You know, when you came into Omaha in 1862, well, the railroad didn’t even go across the river, I mean, even though we’d become a major rail center for the West, or the opening to the West.
And we’re going to be here a hundred years from now. We will be an important, a really vital, asset of the country. And it will be a very big part — very important part — of Berkshire.
And we will take what is an incredible assemblage, I think, of 300-and-some railroads or something over time.
And, you know, the tracks got laid, and the routes laid out, you know, 150 years ago. The world changes, but we have to adapt to it.
But you don’t put an order out to change a thousand miles of track in hours, or how it’s operated or anything of the sort.
So, we’re running it to have that asset for Berkshire shareholders, and it will redound to the benefit of the country that we do it.
No matter who ran it, it would be important — obviously enormously — to the country. And the UP will be here at that time, too.
And it’ll be a better railroad a hundred years from now than it is now. But I can’t promise you what will happen if we get flooding or something in the next few months.
You know, it can wipe out a lot of the plans you have and disrupt lots of lives and disrupt lots of shipments.
And there are no magic wands in railroading to make great changes. On the other hand, you ought to be working at it every day to make it better.

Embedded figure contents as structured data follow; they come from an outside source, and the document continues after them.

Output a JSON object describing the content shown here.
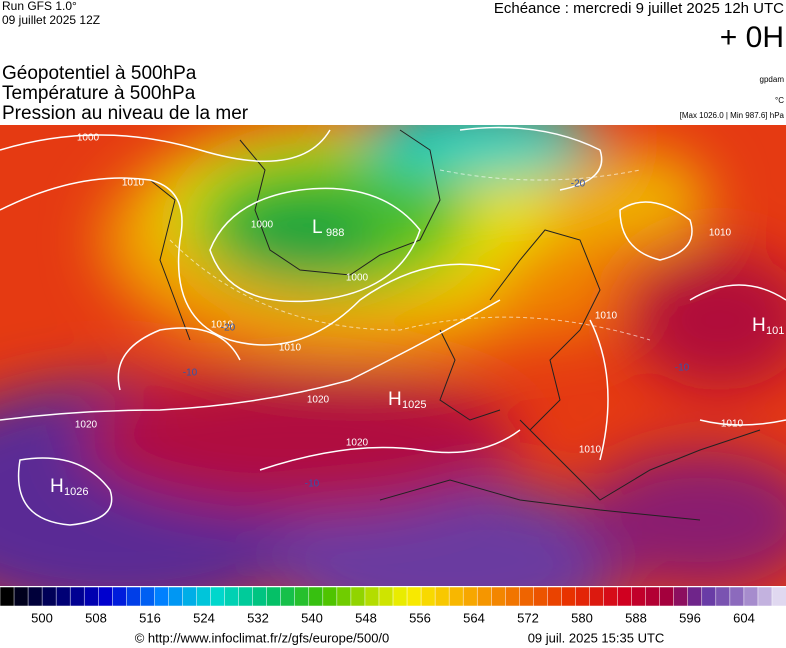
{
  "header": {
    "run": "Run GFS 1.0°",
    "date": "09 juillet 2025 12Z",
    "echeance": "Echéance : mercredi 9 juillet 2025 12h UTC",
    "offset": "+ 0H",
    "fields": [
      "Géopotentiel à 500hPa",
      "Température à 500hPa",
      "Pression au niveau de la mer"
    ],
    "units": [
      "gpdam",
      "°C",
      "[Max 1026.0 | Min 987.6] hPa"
    ]
  },
  "map": {
    "pressure_centers": [
      {
        "symbol": "L",
        "value": "988"
      },
      {
        "symbol": "H",
        "value": "1025"
      },
      {
        "symbol": "H",
        "value": "1026"
      },
      {
        "symbol": "H",
        "value": "101"
      }
    ],
    "isobar_labels": [
      "1000",
      "1010",
      "1000",
      "1000",
      "1010",
      "1010",
      "1020",
      "1020",
      "1020",
      "1010",
      "1010",
      "1010",
      "1010"
    ],
    "temperature_labels": [
      "-20",
      "-20",
      "-10",
      "-10",
      "-10"
    ]
  },
  "colorbar": {
    "labels": [
      500,
      508,
      516,
      524,
      532,
      540,
      548,
      556,
      564,
      572,
      580,
      588,
      596,
      604
    ]
  },
  "footer": {
    "url": "© http://www.infoclimat.fr/z/gfs/europe/500/0",
    "timestamp": "09 juil. 2025 15:35 UTC"
  }
}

I forget how many bridges we have, but some years ago we were spending 3 or 4 billion dollars a year on capital expenditures. And [former BNSF CEO] Matt Rose — I said, this is a lot of money to spend, you know, keeping up a railroad. And then he said, well, we’re going to have to do that more, and so on.
And I said, well, I said, I can handle this part. I’m not sure if Charlie can. (Laughs) I have to explain these numbers to him.
So, the next bridge they bought — they built — they called the Charles T. Munger Bridge. So, you can actually (laughter) go see, our railroad has the Charles T. Munger Bridge, because Charlie kind of was asking similar questions 10 years ago.